His acceptance made me even angrier than I had been in the sheriff’s office.
“That’s not my kind of caper.”
“Maybe you don’t like to hear this, but you got to mark it off.”
“Damn, Buddy, those guys are out there somewhere.”
“Yeah, man, and maybe you’ll recognize them somewhere, but what are you going to do then? Call the same dick that just threw you out of his office? Get a beer out of the icebox and sit down. I’m going to go fishing in a little while.”
“That’s real Kool-Aid, babe. I have to give it to you,” I said.
“You haven’t taken the wood plugs out of your ears yet. You talk like a fish with part of his brain still outside. You know better.”
I walked out of the sun’s glare into the shade of the porch and went inside. My suitcase was opened beside my bunk bed, and I wanted to throw my clothes into it and hitch on down the road, but I was broke and stuck here with my parole. I opened a can of beer and leaned back against the wooden ceiling post and drank it.
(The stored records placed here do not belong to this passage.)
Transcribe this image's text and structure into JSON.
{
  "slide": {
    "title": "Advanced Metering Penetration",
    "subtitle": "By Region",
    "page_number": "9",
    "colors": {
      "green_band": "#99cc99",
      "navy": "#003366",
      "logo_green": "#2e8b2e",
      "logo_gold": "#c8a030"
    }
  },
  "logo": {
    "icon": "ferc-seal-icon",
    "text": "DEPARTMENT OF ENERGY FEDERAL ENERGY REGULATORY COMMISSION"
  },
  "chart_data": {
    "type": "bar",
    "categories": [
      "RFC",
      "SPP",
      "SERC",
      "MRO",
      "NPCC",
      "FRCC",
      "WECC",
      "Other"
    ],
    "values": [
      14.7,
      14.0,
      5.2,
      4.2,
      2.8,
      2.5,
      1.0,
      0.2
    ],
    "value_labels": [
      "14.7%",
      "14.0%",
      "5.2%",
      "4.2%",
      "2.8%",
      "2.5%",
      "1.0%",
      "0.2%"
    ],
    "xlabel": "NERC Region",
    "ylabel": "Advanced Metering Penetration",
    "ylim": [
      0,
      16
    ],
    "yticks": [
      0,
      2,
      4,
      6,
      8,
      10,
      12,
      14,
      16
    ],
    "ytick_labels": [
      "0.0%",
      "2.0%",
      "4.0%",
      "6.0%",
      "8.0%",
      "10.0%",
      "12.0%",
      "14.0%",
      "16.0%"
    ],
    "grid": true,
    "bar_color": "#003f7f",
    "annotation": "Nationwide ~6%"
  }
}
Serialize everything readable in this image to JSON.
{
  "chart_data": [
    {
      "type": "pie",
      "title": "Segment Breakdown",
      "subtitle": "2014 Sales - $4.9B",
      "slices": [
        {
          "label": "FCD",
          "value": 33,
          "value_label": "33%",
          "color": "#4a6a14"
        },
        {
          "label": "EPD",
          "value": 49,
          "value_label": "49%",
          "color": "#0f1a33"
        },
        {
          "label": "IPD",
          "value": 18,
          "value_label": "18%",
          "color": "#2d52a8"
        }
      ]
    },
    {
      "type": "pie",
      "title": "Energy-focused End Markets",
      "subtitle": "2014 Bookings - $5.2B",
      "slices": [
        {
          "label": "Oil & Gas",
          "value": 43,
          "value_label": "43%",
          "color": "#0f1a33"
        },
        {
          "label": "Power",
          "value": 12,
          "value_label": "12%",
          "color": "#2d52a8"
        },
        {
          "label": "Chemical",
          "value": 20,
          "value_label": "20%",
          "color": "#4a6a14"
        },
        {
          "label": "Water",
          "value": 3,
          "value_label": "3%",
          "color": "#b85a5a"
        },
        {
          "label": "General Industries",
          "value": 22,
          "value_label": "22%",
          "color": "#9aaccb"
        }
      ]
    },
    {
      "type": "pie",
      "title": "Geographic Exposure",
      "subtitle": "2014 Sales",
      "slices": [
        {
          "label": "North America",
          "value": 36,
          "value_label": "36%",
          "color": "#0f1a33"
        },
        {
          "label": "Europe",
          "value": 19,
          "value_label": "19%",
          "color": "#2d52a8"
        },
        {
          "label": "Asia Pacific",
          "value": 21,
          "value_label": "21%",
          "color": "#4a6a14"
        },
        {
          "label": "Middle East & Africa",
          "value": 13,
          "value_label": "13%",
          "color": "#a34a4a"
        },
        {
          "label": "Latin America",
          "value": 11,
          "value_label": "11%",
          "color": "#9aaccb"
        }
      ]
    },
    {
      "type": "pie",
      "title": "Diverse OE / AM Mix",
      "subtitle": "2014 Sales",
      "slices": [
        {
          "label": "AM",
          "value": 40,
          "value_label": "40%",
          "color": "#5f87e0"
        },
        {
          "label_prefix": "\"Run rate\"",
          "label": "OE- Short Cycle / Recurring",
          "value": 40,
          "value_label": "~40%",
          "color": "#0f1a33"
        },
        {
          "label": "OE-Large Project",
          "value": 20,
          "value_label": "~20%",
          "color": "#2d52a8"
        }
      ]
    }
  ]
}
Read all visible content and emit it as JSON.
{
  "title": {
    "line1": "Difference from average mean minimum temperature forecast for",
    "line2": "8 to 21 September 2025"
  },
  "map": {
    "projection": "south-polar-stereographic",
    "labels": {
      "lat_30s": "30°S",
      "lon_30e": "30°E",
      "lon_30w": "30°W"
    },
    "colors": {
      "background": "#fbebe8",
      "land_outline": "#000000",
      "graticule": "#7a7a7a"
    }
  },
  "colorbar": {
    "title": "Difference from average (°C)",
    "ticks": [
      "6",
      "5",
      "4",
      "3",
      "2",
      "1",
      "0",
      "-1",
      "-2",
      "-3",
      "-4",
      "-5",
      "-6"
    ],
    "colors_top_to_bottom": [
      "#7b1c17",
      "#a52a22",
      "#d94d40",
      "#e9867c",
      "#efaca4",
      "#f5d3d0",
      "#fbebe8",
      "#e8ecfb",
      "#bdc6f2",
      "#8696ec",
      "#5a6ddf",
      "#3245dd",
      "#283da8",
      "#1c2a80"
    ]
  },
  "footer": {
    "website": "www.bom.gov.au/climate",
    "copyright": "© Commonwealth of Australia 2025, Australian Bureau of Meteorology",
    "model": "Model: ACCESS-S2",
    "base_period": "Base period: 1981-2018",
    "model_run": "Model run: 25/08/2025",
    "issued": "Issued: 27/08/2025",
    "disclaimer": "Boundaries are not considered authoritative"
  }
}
I could hear the creek through the back window.
“Come on out here, Iry,” he called through the screen door.
I drank the bottom of the can slowly, and then I felt my throat and chest begin to relax and the blood slow in my temples. I took another can from the icebox and went back outside. The ridge of mountains behind the main house was dark blue and honed like a knife against the sky.
“You see what I mean, don’t you?” Buddy said. “I know you got brass cymbals going off in your head all the time. What’s the name of that guy you celled with, the one with all the whorehouse stories? He told me how you used to sweat all over the bunk at night and sometimes just sit up till morning bell. But, man, on a deal like this we just lose. That’s all. You just draw a line through it and flush it on down.”
“All right, Buddy, no therapy. I’ll watch you fish for a while, and then I want to borrow your car again.”